Cela faisait près de deux heures que Théodore attendait près du bureau d'Ombrage. Les élèves sortaient un par an et chacun lui lançaient un regard noir. La jeune Serdaigle fut l'une des dernières à partir et elle ne jeta même pas un coup d'oeil dans sa direction.
- Padma, attend ! Je...
L'indienne se retourna vers lui. Elle ne sembla pas en colère mais simplement déçue.
- Finalement, tu vois... Tu es vraiment devenu comme eux. Je te félicite, tu es un vrai Serpentard. J'avais confiance en toi, réellement. Je pensais que tu étais différent et que peut-être... Laisse tomber, ça semble stupide maintenant.

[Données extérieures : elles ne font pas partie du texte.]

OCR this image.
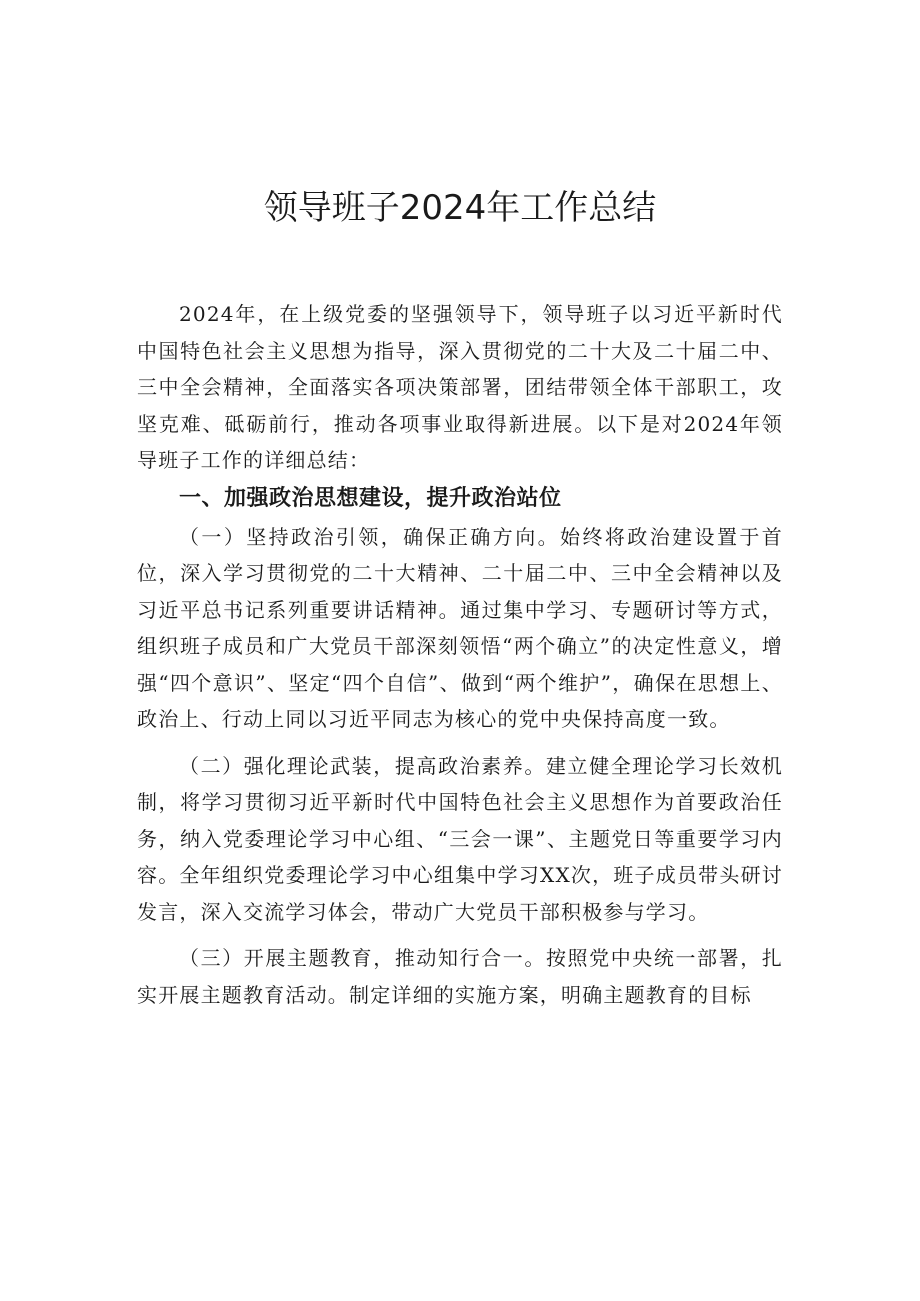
领导班子2024年工作总结

2024年，在上级党委的坚强领导下，领导班子以习近平新时代中国特色社会主义思想为指导，深入贯彻党的二十大及二十届二中、三中全会精神，全面落实各项决策部署，团结带领全体干部职工，攻坚克难、砥砺前行，推动各项事业取得新进展。以下是对2024年领导班子工作的详细总结：

一、加强政治思想建设，提升政治站位

（一）坚持政治引领，确保正确方向。始终将政治建设置于首位，深入学习贯彻党的二十大精神、二十届二中、三中全会精神以及习近平总书记系列重要讲话精神。通过集中学习、专题研讨等方式，组织班子成员和广大党员干部深刻领悟“两个确立”的决定性意义，增强“四个意识”、坚定“四个自信”、做到“两个维护”，确保在思想上、政治上、行动上同以习近平同志为核心的党中央保持高度一致。

（二）强化理论武装，提高政治素养。建立健全理论学习长效机制，将学习贯彻习近平新时代中国特色社会主义思想作为首要政治任务，纳入党委理论学习中心组、“三会一课”、主题党日等重要学习内容。全年组织党委理论学习中心组集中学习XX次，班子成员带头研讨发言，深入交流学习体会，带动广大党员干部积极参与学习。

（三）开展主题教育，推动知行合一。按照党中央统一部署，扎实开展主题教育活动。制定详细的实施方案，明确主题教育的目标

- Ce n'est pas moi qui ai donné le parchemin et...
Il s'interrompit en remarquant la cicatrice sur le dos de sa main gauche, il réussit à y déchiffrer «Je dois obéir» mais Padma avait déjà rejoint son amie Lisa. A son tour, Théodore se retrouva seul au beau milieu du couloir, ne sachant pas quoi faire. Daphné l'avait trahit, Padma ne voulait plus entendre parler de lui, les Serpentard devaient sûrement le haïr désormais et tous les autres élèves avaient peur de lui seulement à cause de la couleur de son uniforme. Celui que l'on surnommait "Le garçon solitaire" n'avait jamais aussi bien porté son nom.